Why is filebeat reading log files over and over again

Hello all

I know this was posted before, only i never read a satifying answer\solution.
I was advised by my user succes manager to post the problem here

Using a windows10 environment (also tried on Linux)
I am using a simple configuration to read a log file with logbeat.
To start logstash i use the command .\bin\logstash -f .\config\sample.conf
Sample.conf:
input {
beats { port => 5044 }
}
filter {
grok {
match => [
"message", "%{TIMESTAMP_ISO8601:timestamp_string} %{SPACE}%{GREEDYDATA:line}"
]
}
mutate {
remove_field => [message, timestamp_string]
}
}
output {
elasticsearch {
hosts => ["http://localhost:9200"]
}
stdout {
codec => rubydebug
}
}

I start filebeat with the command .\filebeat
Filebeat.yml:
filebeat.inputs:

  • type: log
    enabled: true
    paths:
    • ./sample.log
      output.logstash:
      hosts: ["localhost:5044"]

Sample.log contains 14 records

What happenes is that the log file is being read and send over and over again wich will give a lot of duplicates. I found a way to avoid duplicates with the use of a fingerprint but that is not what i want.
I want the logfile only being updated by filebeat when a change happenes in the file and not being read all over again.
Also tried ignore_older: 5s, but it gave the same results.
In the registry file data.json offset is constantly set to 0

question:
Why are basic functions of filebeat not working (what am i missing) ?

Is it reading the log from a local file or a network drive? Is the file bring appended to or copied into place?

The whole setup is on one machine including the log file.
I tried it both ways, copying the file and appending to a file with echo -n "text" >> /{path}/sample.log

Solved.
Its not filebeat itself causing the problem but logstash

Cause:
Buggy logstash 7.5.2

Solution:
Replace logstash 7.5.2 with 7.5.1 or 7.6.1
Or fully upgrade to 7.6.1

Hi, Can you expand on how logstash bug contributed to the duplication? I very new to both filebeat and logstash and running the same very simple config like in this thread. I send file through and it completes all the events. I have file updated to include a couple new records and it results in all the records from the top of the file getting written again

Just had this exact same problem today. My server needed an restart after some updates so I manually stopped all the Elastic related services, restarted the machine, then brought all the services back up. For some reason it grabbed every log file and started indexing them again even though they all had been read in the past. What am I missing here? I thought the design of the registry was to take this into account and know that the files were already read and indexed.

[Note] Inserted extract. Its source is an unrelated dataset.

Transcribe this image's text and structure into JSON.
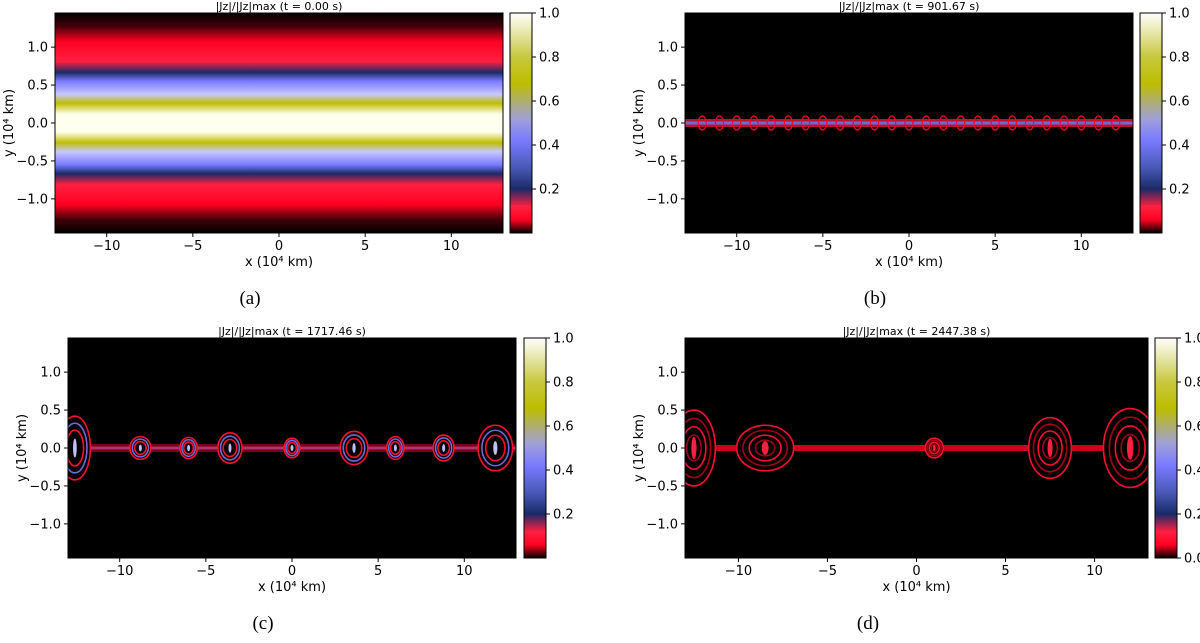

2020-04-21T07:45:27.035-0600 INFO registrar/registrar.go:145 Loading registrar data from /usr/local/var/lib/filebeat/registry/filebeat/data.json

These files are copied from my raspberry pi once a day and then indexed so they are not changing over time.

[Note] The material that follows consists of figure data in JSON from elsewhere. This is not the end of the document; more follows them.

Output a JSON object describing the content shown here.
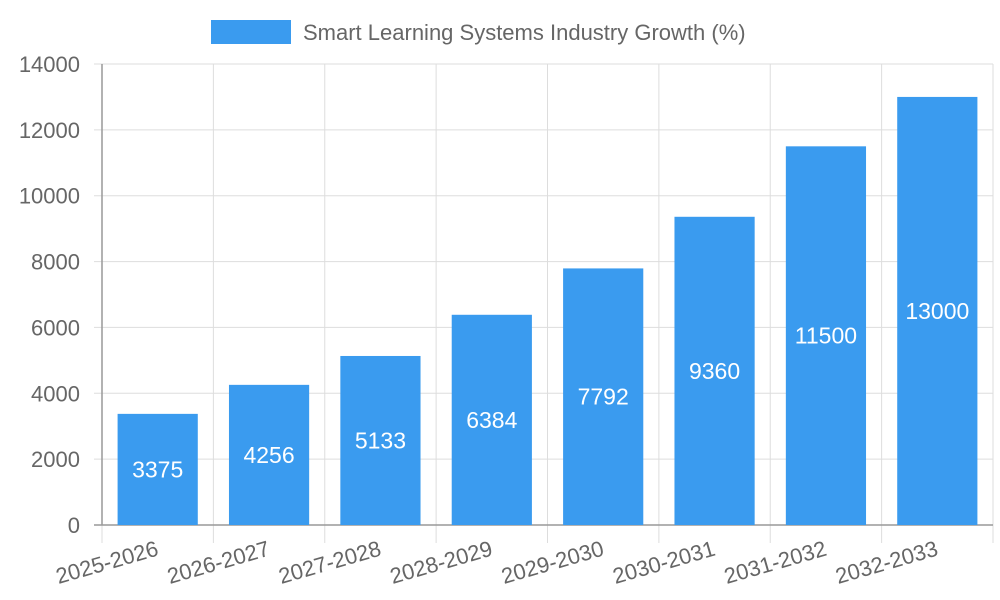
{
  "chart_data": {
    "type": "bar",
    "categories": [
      "2025-2026",
      "2026-2027",
      "2027-2028",
      "2028-2029",
      "2029-2030",
      "2030-2031",
      "2031-2032",
      "2032-2033"
    ],
    "series": [
      {
        "name": "Smart Learning Systems Industry Growth (%)",
        "values": [
          3375,
          4256,
          5133,
          6384,
          7792,
          9360,
          11500,
          13000
        ]
      }
    ],
    "ylim": [
      0,
      14000
    ],
    "yticks": [
      "0",
      "2000",
      "4000",
      "6000",
      "8000",
      "10000",
      "12000",
      "14000"
    ],
    "grid": true,
    "legend_position": "top-center",
    "data_labels": [
      "3375",
      "4256",
      "5133",
      "6384",
      "7792",
      "9360",
      "11500",
      "13000"
    ],
    "colors": {
      "bar": "#3a9bef",
      "grid": "#dddddd",
      "axis": "#999999",
      "text": "#666666",
      "label": "#ffffff"
    }
  }
}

To fix this I now have to delete the index for 2020, restore all the daily log files, and re-index everything from scratch.

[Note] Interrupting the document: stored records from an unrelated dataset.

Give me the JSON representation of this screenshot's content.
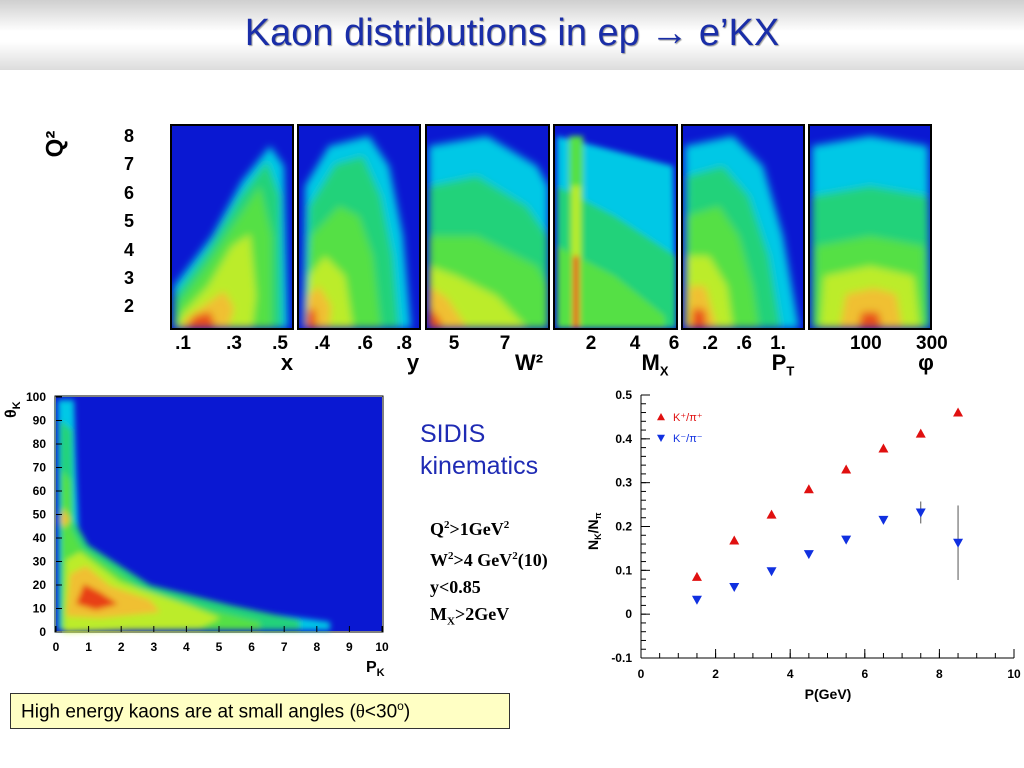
{
  "title": "Kaon distributions in ep → e’KX",
  "top_strip": {
    "y_axis_label": "Q²",
    "y_ticks": [
      "8",
      "7",
      "6",
      "5",
      "4",
      "3",
      "2"
    ],
    "panels": [
      {
        "name": "x",
        "tick_labels": [
          ".1",
          ".3",
          ".5"
        ],
        "label": "x",
        "label_sub": ""
      },
      {
        "name": "y",
        "tick_labels": [
          ".4",
          ".6",
          ".8"
        ],
        "label": "y",
        "label_sub": ""
      },
      {
        "name": "W2",
        "tick_labels": [
          "5",
          "7"
        ],
        "label": "W²",
        "label_sub": ""
      },
      {
        "name": "Mx",
        "tick_labels": [
          "2",
          "4",
          "6"
        ],
        "label": "M",
        "label_sub": "X"
      },
      {
        "name": "PT",
        "tick_labels": [
          ".2",
          ".6",
          "1."
        ],
        "label": "P",
        "label_sub": "T"
      },
      {
        "name": "phi",
        "tick_labels": [
          "100",
          "300"
        ],
        "label": "φ",
        "label_sub": ""
      }
    ]
  },
  "theta_chart": {
    "y_axis_label": "θ",
    "y_axis_label_sub": "K",
    "x_axis_label": "P",
    "x_axis_label_sub": "K",
    "x_ticks": [
      "0",
      "1",
      "2",
      "3",
      "4",
      "5",
      "6",
      "7",
      "8",
      "9",
      "10"
    ],
    "y_ticks": [
      "0",
      "10",
      "20",
      "30",
      "40",
      "50",
      "60",
      "70",
      "80",
      "90",
      "100"
    ]
  },
  "sidis": {
    "heading_line1": "SIDIS",
    "heading_line2": "kinematics",
    "cut1_a": "Q",
    "cut1_sup": "2",
    "cut1_b": ">1GeV",
    "cut1_sup2": "2",
    "cut2_a": "W",
    "cut2_sup": "2",
    "cut2_b": ">4 GeV",
    "cut2_sup2": "2",
    "cut2_c": "(10)",
    "cut3": "y<0.85",
    "cut4_a": "M",
    "cut4_sub": "X",
    "cut4_b": ">2GeV"
  },
  "caption": {
    "text_a": "High energy kaons are at small angles (",
    "theta": "θ",
    "text_b": "<30",
    "sup": "o",
    "text_c": ")"
  },
  "colors": {
    "title": "#1a2ea8",
    "kplus": "#e01010",
    "kminus": "#1030e0",
    "heat_bg": "#0a18d2"
  },
  "chart_data": [
    {
      "type": "heatmap",
      "title": "",
      "xlabel": "P_K",
      "ylabel": "θ_K",
      "xlim": [
        0,
        10
      ],
      "ylim": [
        0,
        100
      ],
      "x_ticks": [
        0,
        1,
        2,
        3,
        4,
        5,
        6,
        7,
        8,
        9,
        10
      ],
      "y_ticks": [
        0,
        10,
        20,
        30,
        40,
        50,
        60,
        70,
        80,
        90,
        100
      ],
      "grid": false
    },
    {
      "type": "scatter",
      "title": "",
      "xlabel": "P(GeV)",
      "ylabel": "N_K/N_π",
      "xlim": [
        0,
        10
      ],
      "ylim": [
        -0.1,
        0.5
      ],
      "x_ticks": [
        0,
        2,
        4,
        6,
        8,
        10
      ],
      "y_ticks": [
        -0.1,
        0,
        0.1,
        0.2,
        0.3,
        0.4,
        0.5
      ],
      "legend": "top-left",
      "grid": false,
      "series": [
        {
          "name": "K⁺/π⁺",
          "color": "#e01010",
          "marker": "triangle-up",
          "x": [
            1.5,
            2.5,
            3.5,
            4.5,
            5.5,
            6.5,
            7.5,
            8.5
          ],
          "y": [
            0.085,
            0.168,
            0.227,
            0.285,
            0.33,
            0.378,
            0.412,
            0.46
          ]
        },
        {
          "name": "K⁻/π⁻",
          "color": "#1030e0",
          "marker": "triangle-down",
          "x": [
            1.5,
            2.5,
            3.5,
            4.5,
            5.5,
            6.5,
            7.5,
            8.5
          ],
          "y": [
            0.033,
            0.062,
            0.098,
            0.137,
            0.17,
            0.215,
            0.232,
            0.163
          ],
          "err": [
            0,
            0,
            0,
            0,
            0,
            0,
            0.025,
            0.085
          ]
        }
      ]
    }
  ]
}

I don't no exactly how logstash is related to the problem
i was using version 7.5.2
then I tried some combi's with versions leaving me 1 conclusion

elastic 7.6.1 kibana 7.6.1 ; logstash 7.6.1 filebeat 7.5.2 no duplication problm
elastic 7.6.1 kibana 7.6.1 ; logstash 7.5.2 filebeat 7.6.1 duplication problem
elastic 7.6.1 kibana 7.6.1 ; logstash en filebeat 7.5.2 duplication problem
elastic 7.5.2 kibana 7.5.2 ; logstash en filebeat 7.6.1 no duplication problem
elastic 7.6.1 kibana 7.6.1 ; logstash en filebeat 7.5.1 no duplication problem
elastic 7.5.1 kibana 7.5.1 ; logstash en filebeat 7.6.1 no duplication problem

so try replacing logstash with another version and find out if the problem still exists

This topic was automatically closed 28 days after the last reply. New replies are no longer allowed.